In the late nineteenth century, the number of immigrants arriving in the United States increased tremendously. Most of those who arrived on the East Coast came by ship across the Atlantic Ocean. In contrast, immigrants reached the West Coast across the Pacific from Asia, especially China.
Race was one factor that distinguished European and Asian immigrants. The heightened division of people into racial categories was a characteristic of late nineteenth-century social theory. The supposedly natural hierarchy of whites over all other peoples was used to legally exclude Asians or to justify discrimination against Asian newcomers. In addition, not all Europeans were classified as white, especially Jews and southern Europeans. Two elements that contributed to the formation of imagined community among groups of newcomers were religion and language.
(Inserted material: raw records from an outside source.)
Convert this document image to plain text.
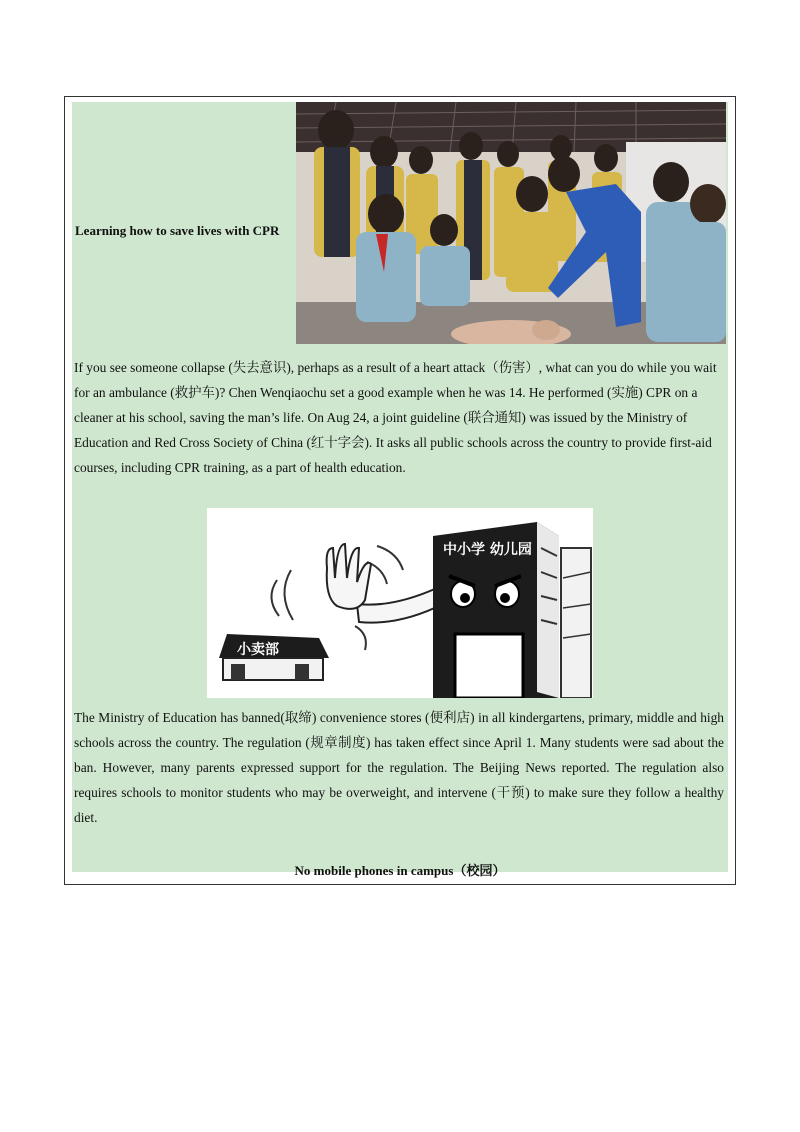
Learning how to save lives with CPR

If you see someone collapse (失去意识), perhaps as a result of a heart attack（伤害）, what can you do while you wait for an ambulance (救护车)? Chen Wenqiaochu set a good example when he was 14. He performed (实施) CPR on a cleaner at his school, saving the man’s life. On Aug 24, a joint guideline (联合通知) was issued by the Ministry of Education and Red Cross Society of China (红十字会). It asks all public schools across the country to provide first-aid courses, including CPR training, as a part of health education.

中小学 幼儿园
小卖部

The Ministry of Education has banned(取缔) convenience stores (便利店) in all kindergartens, primary, middle and high schools across the country. The regulation (规章制度) has taken effect since April 1. Many students were sad about the ban. However, many parents expressed support for the regulation. The Beijing News reported. The regulation also requires schools to monitor students who may be overweight, and intervene (干预) to make sure they follow a healthy diet.

No mobile phones in campus（校园）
Italian and Irish immigrants were more likely to be Catholic and formed churches in their communities. Racial and national segregation as well as intentional community formation created ethnic and national enclaves, such as New York’s Little Italy or San Francisco’s Chinatown.
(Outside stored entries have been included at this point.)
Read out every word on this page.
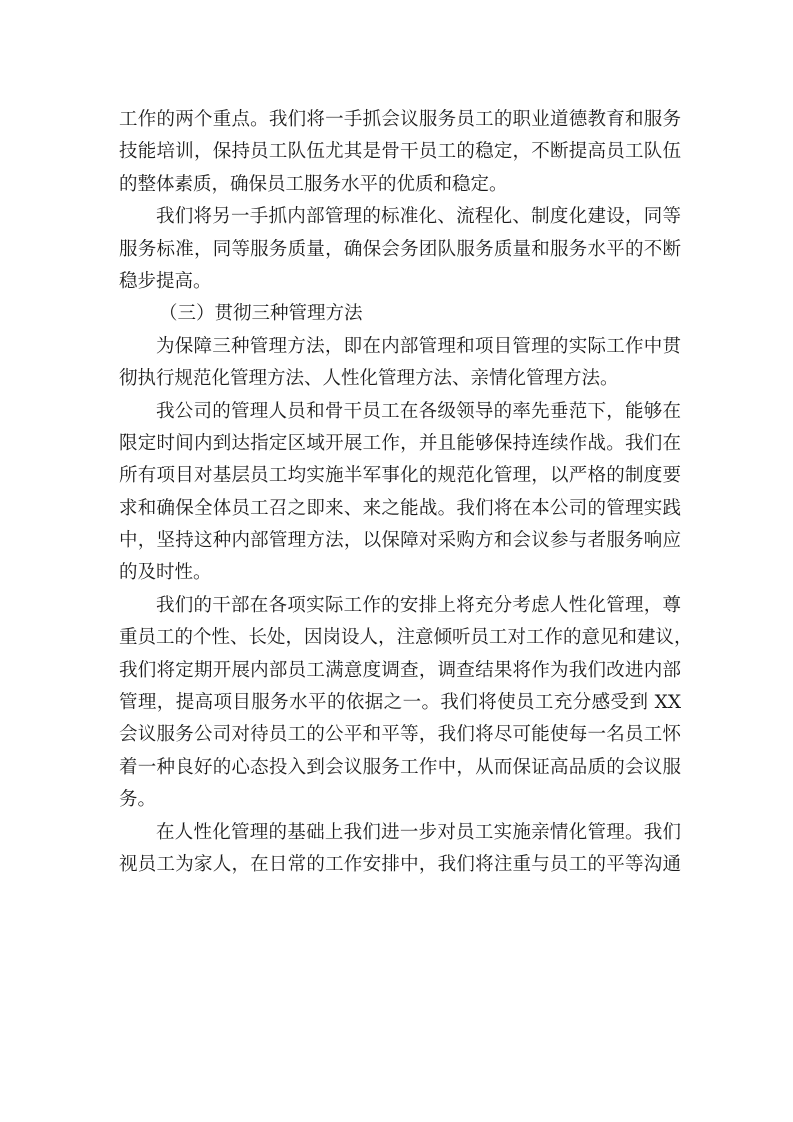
工作的两个重点。我们将一手抓会议服务员工的职业道德教育和服务
技能培训，保持员工队伍尤其是骨干员工的稳定，不断提高员工队伍
的整体素质，确保员工服务水平的优质和稳定。
我们将另一手抓内部管理的标准化、流程化、制度化建设，同等
服务标准，同等服务质量，确保会务团队服务质量和服务水平的不断
稳步提高。
（三）贯彻三种管理方法
为保障三种管理方法，即在内部管理和项目管理的实际工作中贯
彻执行规范化管理方法、人性化管理方法、亲情化管理方法。
我公司的管理人员和骨干员工在各级领导的率先垂范下，能够在
限定时间内到达指定区域开展工作，并且能够保持连续作战。我们在
所有项目对基层员工均实施半军事化的规范化管理，以严格的制度要
求和确保全体员工召之即来、来之能战。我们将在本公司的管理实践
中，坚持这种内部管理方法，以保障对采购方和会议参与者服务响应
的及时性。
我们的干部在各项实际工作的安排上将充分考虑人性化管理，尊
重员工的个性、长处，因岗设人，注意倾听员工对工作的意见和建议，
我们将定期开展内部员工满意度调查，调查结果将作为我们改进内部
管理，提高项目服务水平的依据之一。我们将使员工充分感受到 XX
会议服务公司对待员工的公平和平等，我们将尽可能使每一名员工怀
着一种良好的心态投入到会议服务工作中，从而保证高品质的会议服
务。
在人性化管理的基础上我们进一步对员工实施亲情化管理。我们
视员工为家人，在日常的工作安排中，我们将注重与员工的平等沟通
In the nineteenth century, segregation worked against assimilation in most regards. Rather than multiculturalism, which tends to be a democratic leveling mechanism, a hierarchical system remained in place. To the extent assimilation was allowed, it was seen as a ladder to economic success. Intermarriage with people of other ethnic groups, including those with longer histories in the United States, contributed to assimilation through the children’s generation. The groups that remained more internally cohesive, including many Californian Chinese communities, tended to emphasize success within the group. Situational negotiation was very much in play as the dominant groups enacted new laws and those affected learned how to resist them or bend the rules. In the workplace, labor organizations and fraternal groups encouraged social change.